The small zoo opened by Tom and Pamela Sellner over fifteen years ago is described by the owners as a labor of love which stemmed from their love and respect for animals.
Some of the more than 150 animals at the Cricket Hollow Zoo in Manchester are certainly not what most people expect to see in a farming community in the Midwest, including lemurs, tigers and lions.

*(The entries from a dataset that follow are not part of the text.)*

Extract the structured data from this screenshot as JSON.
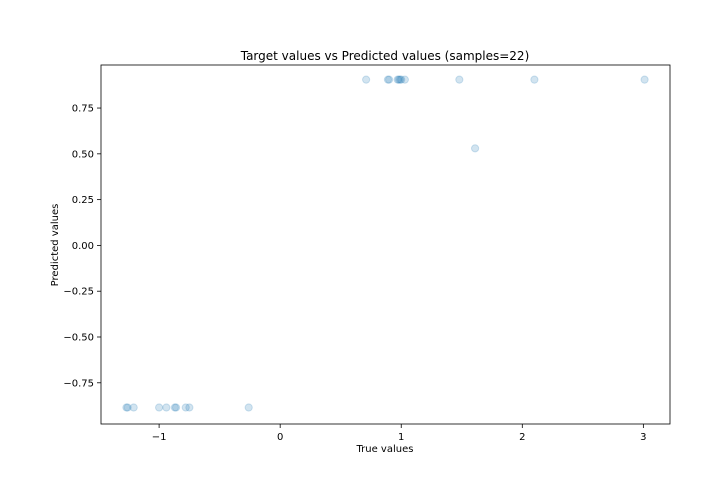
{
  "chart_data": {
    "type": "scatter",
    "title": "Target values vs Predicted values (samples=22)",
    "xlabel": "True values",
    "ylabel": "Predicted values",
    "xlim": [
      -1.48,
      3.22
    ],
    "ylim": [
      -0.975,
      0.985
    ],
    "xticks": [
      -1,
      0,
      1,
      2,
      3
    ],
    "xtick_labels": [
      "−1",
      "0",
      "1",
      "2",
      "3"
    ],
    "yticks": [
      -0.75,
      -0.5,
      -0.25,
      0.0,
      0.25,
      0.5,
      0.75
    ],
    "ytick_labels": [
      "−0.75",
      "−0.50",
      "−0.25",
      "0.00",
      "0.25",
      "0.50",
      "0.75"
    ],
    "grid": false,
    "marker_color": "#1f77b4",
    "marker_alpha": 0.2,
    "series": [
      {
        "points": [
          {
            "x": -1.27,
            "y": -0.885
          },
          {
            "x": -1.26,
            "y": -0.885
          },
          {
            "x": -1.21,
            "y": -0.885
          },
          {
            "x": -1.0,
            "y": -0.885
          },
          {
            "x": -0.94,
            "y": -0.885
          },
          {
            "x": -0.87,
            "y": -0.885
          },
          {
            "x": -0.86,
            "y": -0.885
          },
          {
            "x": -0.78,
            "y": -0.885
          },
          {
            "x": -0.75,
            "y": -0.885
          },
          {
            "x": -0.26,
            "y": -0.885
          },
          {
            "x": 0.71,
            "y": 0.905
          },
          {
            "x": 0.89,
            "y": 0.905
          },
          {
            "x": 0.9,
            "y": 0.905
          },
          {
            "x": 0.97,
            "y": 0.905
          },
          {
            "x": 0.98,
            "y": 0.905
          },
          {
            "x": 0.99,
            "y": 0.905
          },
          {
            "x": 1.0,
            "y": 0.905
          },
          {
            "x": 1.03,
            "y": 0.905
          },
          {
            "x": 1.48,
            "y": 0.905
          },
          {
            "x": 1.61,
            "y": 0.53
          },
          {
            "x": 2.1,
            "y": 0.905
          },
          {
            "x": 3.01,
            "y": 0.905
          }
        ]
      }
    ]
  }
}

Allegations of Animal Mistreatment
Despite claims of starting the zoo out of respect and love for these wild animals, the couple are being sued by the California-based Animal Legal Defense Fund along with several Iowa residents, claiming that their so-called roadside zoo has been mistreating the animals in its care for years. The trial, which commenced at the beginning of October in a Cedar Rapids federal court, could result in the first court ruling regarding how roadside zoos must care for animals which are considered endangered.
Results for Roadside Zoos
If the lawsuit is won by the plaintiffs, it would mean that owners of roadside zoos are on notice. Jessica Blome the senior attorney of the ALDF, told The Associated Press that if roadside zoo owners don’t treat endangered animals well and ensure that they have access to proper veterinary care, and ensure that the natural environment is in as close proximity as possible, they will have the animals taken off of them as they do not deserve to have them.
In court filings and in a statement posted on the zoo’s website, the Sellners deny all of the allegations of animal abuse against them, saying that they love animals and have been unfairly maligned. On the zoo’s website, Pamela Sellner wrote that the couple have personally been subject to receipt of hate mail and even death threats as a result of the lawsuit.
System Overhaul Needed
There have been an estimated number of hundreds of other lawsuits regarding the treatment of animals at roadside zoos in the U.S., however animal rights groups say that the federal oversight system for these zoos is in need of a complete overhaul.
This Iowa lawsuit challenges specifically how the Sellener’s zoo cares for its animals under the Endangered Species Act – three wolves, four tigers and three lemurs. There is a similar case pending in North Carolina, however animal advocates expect the Iowa case to be the one which is resolved first.